Kukulsa et al. [20] defined TSH-stimulated Tg of < 10 ng/ml (a gray zone) as successful ablation, in agreement with the ATA management guidelines, not as excellence response, but at least not as suspicious of biochemical incomplete response. Our subgroup analysis regarding the TSH-stimulated thyroglobulin values (< 10 ng/mL versus < 2 ng/mL versus ≤1 ng/mL) showed no influence on longer-term recurrence rate (Fig. 4). The 2015 ATA guideline recommend in low-risk and intermediate-risk patients (recommendation No. 63) who have had remnant ablation, measurement of Tg at 16–18 months after TSH stimulation to verify absence of disease (defined as excellence response) [4]. Hence, in further primary studies investigating the long-term recurrence of DTC, for TSH stimulated Tg a cut-off of < 1 ng/mL should be used.

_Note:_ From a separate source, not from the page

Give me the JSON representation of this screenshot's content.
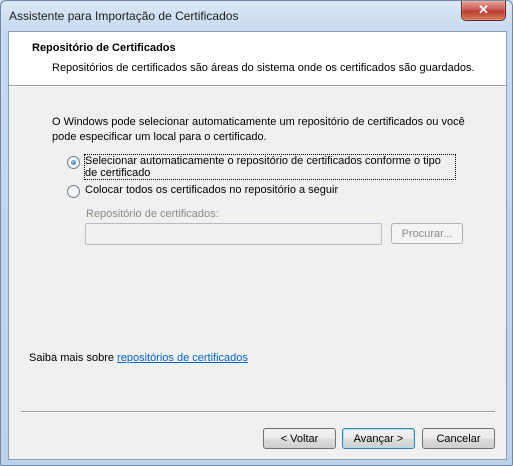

In our study there are some limitations. First one is the small number of included trials. However, currently in the literature there exists only four trials, which meets our inclusion criteria. Second, we cannot exclude publication bias; the visual interpretation of funnel plots may be too subjective, and even in absence of asymmetry in funnel plot, bias cannot be excluded. We did not performed the Egger’s regression test, as it has a low power when the number of studies included is small [15]. Third, due to the small number of trials, the information given by the subgroup analyses is limited.

Conclusions

Our results indicate that the longer-term (median follow-up period 4.3–10 years) recurrence rate among patients who had low radioactive iodine ablation was not higher than for high dose. However, because of the small number of published trials on this issue, further appropriate RCTs analyzing the long-term recurrence after DTC are necessary.